BROEDVOGELS
Achtergrondinformatie
Volledigheid van de gegevens

Echt volledig kunnen broedvogelgegevens nooit zijn, al was het maar omdat de gevormde territoria abstracties zijn die aan de dynamiek binnen een vogelpopulatie geen recht doen. De uitspraken die mogelijk zijn aan de hand van broedvogelgegevens, zijn afhankelijk van de gevolgde methode. Er zijn meerdere varianten van broedvogelonderzoek denkbaar:
  • Grootschalig met 3 à 4 bezoeken (ong. 5-9 min/ha)
    Met deze methode wordt een indruk verkregen van de ruimtelijke verspreiding van soorten. Zo worden bijvoorbeeld verschillen tussen matig oude loofbossen en oude loofbossen met veel dood hout duidelijk, dat afentoe een Boomklever of Kleine Bonte Specht aan de aandacht ontsnapt, is niet onoverkomelijk.
  • Grootschalig met 5 à 6 bezoeken (ong. 15 min/ha)
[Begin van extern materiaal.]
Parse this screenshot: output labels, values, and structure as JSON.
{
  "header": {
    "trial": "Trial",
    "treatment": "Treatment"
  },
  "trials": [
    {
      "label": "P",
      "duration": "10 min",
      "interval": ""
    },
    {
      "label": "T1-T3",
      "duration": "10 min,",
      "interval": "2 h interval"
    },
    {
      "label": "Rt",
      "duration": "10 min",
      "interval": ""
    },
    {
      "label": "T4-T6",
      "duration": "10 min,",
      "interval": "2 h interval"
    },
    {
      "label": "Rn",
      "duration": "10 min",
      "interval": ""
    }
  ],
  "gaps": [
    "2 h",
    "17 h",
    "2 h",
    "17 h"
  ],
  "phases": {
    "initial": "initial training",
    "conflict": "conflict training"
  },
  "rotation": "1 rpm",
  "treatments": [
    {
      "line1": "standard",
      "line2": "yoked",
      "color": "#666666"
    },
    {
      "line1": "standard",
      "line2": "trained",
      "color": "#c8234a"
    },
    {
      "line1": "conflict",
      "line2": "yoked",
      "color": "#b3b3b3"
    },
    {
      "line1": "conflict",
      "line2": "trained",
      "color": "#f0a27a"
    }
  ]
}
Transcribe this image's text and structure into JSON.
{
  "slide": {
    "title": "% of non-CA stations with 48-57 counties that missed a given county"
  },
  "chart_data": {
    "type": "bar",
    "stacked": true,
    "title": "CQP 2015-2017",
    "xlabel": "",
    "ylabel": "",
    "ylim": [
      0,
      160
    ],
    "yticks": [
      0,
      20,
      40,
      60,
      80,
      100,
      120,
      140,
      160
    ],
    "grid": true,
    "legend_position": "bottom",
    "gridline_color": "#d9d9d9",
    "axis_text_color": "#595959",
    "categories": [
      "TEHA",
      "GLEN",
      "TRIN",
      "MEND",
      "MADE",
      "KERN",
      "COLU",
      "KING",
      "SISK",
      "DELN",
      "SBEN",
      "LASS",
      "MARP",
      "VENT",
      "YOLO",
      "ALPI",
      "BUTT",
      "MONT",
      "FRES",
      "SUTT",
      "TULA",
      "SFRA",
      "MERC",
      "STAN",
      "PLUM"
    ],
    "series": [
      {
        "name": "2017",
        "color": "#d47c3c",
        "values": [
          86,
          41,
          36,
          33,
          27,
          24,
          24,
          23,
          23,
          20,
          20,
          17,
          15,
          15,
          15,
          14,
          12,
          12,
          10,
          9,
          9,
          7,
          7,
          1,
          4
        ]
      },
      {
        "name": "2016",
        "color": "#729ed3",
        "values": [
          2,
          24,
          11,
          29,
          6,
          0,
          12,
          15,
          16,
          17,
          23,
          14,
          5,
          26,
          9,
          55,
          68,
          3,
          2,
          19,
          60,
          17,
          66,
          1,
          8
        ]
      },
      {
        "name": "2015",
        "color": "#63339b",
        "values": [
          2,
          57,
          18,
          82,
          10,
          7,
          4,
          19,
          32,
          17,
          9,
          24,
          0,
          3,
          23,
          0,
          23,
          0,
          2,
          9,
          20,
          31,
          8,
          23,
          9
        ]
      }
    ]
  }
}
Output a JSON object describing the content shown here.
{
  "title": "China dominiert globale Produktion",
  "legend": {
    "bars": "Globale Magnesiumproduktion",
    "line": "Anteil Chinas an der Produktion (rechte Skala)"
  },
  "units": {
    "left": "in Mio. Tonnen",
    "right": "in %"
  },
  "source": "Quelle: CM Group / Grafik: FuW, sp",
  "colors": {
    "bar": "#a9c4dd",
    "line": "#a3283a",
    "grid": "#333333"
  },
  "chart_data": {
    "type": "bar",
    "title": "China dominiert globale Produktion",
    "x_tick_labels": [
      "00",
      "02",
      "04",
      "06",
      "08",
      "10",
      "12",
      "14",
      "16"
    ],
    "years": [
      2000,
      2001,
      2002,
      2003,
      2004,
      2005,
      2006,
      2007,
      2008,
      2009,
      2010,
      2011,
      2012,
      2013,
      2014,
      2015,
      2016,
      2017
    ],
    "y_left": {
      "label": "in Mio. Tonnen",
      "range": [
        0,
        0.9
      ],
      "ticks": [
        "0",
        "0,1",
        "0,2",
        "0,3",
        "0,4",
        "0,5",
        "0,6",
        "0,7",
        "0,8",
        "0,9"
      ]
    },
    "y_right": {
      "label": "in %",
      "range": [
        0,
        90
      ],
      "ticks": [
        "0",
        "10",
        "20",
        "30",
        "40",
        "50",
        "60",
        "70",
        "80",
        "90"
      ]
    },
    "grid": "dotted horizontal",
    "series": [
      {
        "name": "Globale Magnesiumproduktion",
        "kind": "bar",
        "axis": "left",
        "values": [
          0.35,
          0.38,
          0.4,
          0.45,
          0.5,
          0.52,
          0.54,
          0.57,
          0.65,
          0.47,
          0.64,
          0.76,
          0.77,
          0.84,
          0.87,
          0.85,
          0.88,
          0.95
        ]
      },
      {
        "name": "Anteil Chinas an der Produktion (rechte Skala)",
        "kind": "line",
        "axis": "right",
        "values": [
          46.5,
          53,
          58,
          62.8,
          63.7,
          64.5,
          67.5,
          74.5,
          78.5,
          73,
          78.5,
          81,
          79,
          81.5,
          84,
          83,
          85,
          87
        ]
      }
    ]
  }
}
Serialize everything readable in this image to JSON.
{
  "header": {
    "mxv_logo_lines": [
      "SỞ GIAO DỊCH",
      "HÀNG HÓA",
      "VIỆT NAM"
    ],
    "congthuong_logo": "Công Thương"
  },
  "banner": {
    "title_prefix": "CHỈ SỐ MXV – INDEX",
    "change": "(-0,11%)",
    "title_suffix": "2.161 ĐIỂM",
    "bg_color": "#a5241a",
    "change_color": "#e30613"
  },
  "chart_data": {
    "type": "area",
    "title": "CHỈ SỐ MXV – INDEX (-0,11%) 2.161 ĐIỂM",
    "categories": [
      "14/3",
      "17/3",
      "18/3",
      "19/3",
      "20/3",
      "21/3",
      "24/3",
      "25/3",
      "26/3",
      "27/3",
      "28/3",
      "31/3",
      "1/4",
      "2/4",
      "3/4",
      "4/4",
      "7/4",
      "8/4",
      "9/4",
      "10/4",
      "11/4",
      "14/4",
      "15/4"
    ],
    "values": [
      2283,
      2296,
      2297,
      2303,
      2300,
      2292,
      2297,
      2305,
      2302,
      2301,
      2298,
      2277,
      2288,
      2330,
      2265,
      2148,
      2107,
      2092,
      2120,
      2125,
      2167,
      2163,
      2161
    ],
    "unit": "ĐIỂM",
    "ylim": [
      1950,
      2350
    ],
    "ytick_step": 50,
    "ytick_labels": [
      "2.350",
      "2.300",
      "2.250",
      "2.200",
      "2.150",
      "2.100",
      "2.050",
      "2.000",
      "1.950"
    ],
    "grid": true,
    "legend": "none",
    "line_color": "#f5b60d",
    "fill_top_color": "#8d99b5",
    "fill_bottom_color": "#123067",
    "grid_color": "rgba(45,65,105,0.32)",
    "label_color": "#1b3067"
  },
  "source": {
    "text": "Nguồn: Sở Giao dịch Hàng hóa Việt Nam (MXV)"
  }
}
    Met de 5 à 6 bezoeken van een basiskartering is de kans dat een soort aan de aandacht ontsnapt veel kleiner, wel blijft het lastig om de waarnemingen te interpreteren. In elke dode boom komt wel eens een Kleine Bonte Specht, maar welke bomen zijn van wie? Daarnaast is de scheiding tussen doortrekkende vogels en echte broedvogels meer arbitrair dan gebaseerd op overtuigende waarnemingen.
  • Kleinschalig, 9 à 12 bezoeken (ong. 35-120 min/ha)
    Dit is het BMP-onderzoek dat landelijk wordt gebruikt voor monitoring: er wordt een goed beeld van de ligging van de territoria verkregen en het verschil tussen doortrekkers en broedvogels is goed uit de gegevens af te leiden.
  • Intensief en grootschalig met minimaal 9 bezoeken (ong. 35 min/ha)
    Grootschalig onderzoek met een opzet als het SOVON-BMP waarbij per territorium de hoogste vastgestelde broedcode kan worden vastgelegd en gedigitaliseerd.
  • Kleinschalig en gericht op parameters als broedsucces en habitatgebruik
    Voor uitspraken omtrent habitat gebruik en broedsucces is zeer intensief onderzoek nodig waarbij de aandacht op enkele paartjes van een soort geconcentreerd moet.
Het deelgebied Elswout is in 1998 en 2003 volgens het SOVON-BMP onderzocht en deze gegevens kunnen dus als volledig beschouwd worden. De in 1996 onderzochte delen (Kraansvlak, Wurmenveld, het Vlakje) zijn toen ook met een BMP-intensiteit onderzocht. Het overgrote deel van het NPZK is echter in zowel 1999 als 2004 onderzocht met een basiskartering, waarmee onvermijdelijk wel eens een territorium aan de aandacht ontsnapt (of ten onrechte als doortrekker is beschouwd). Dit geldt met name bij de toegevoegde soorten. In beide jaren is in een paar deelgebieden het bezoekschema ongunstig uitgevallen voor Fluiter of Tuinfluiter of Nachtegaal.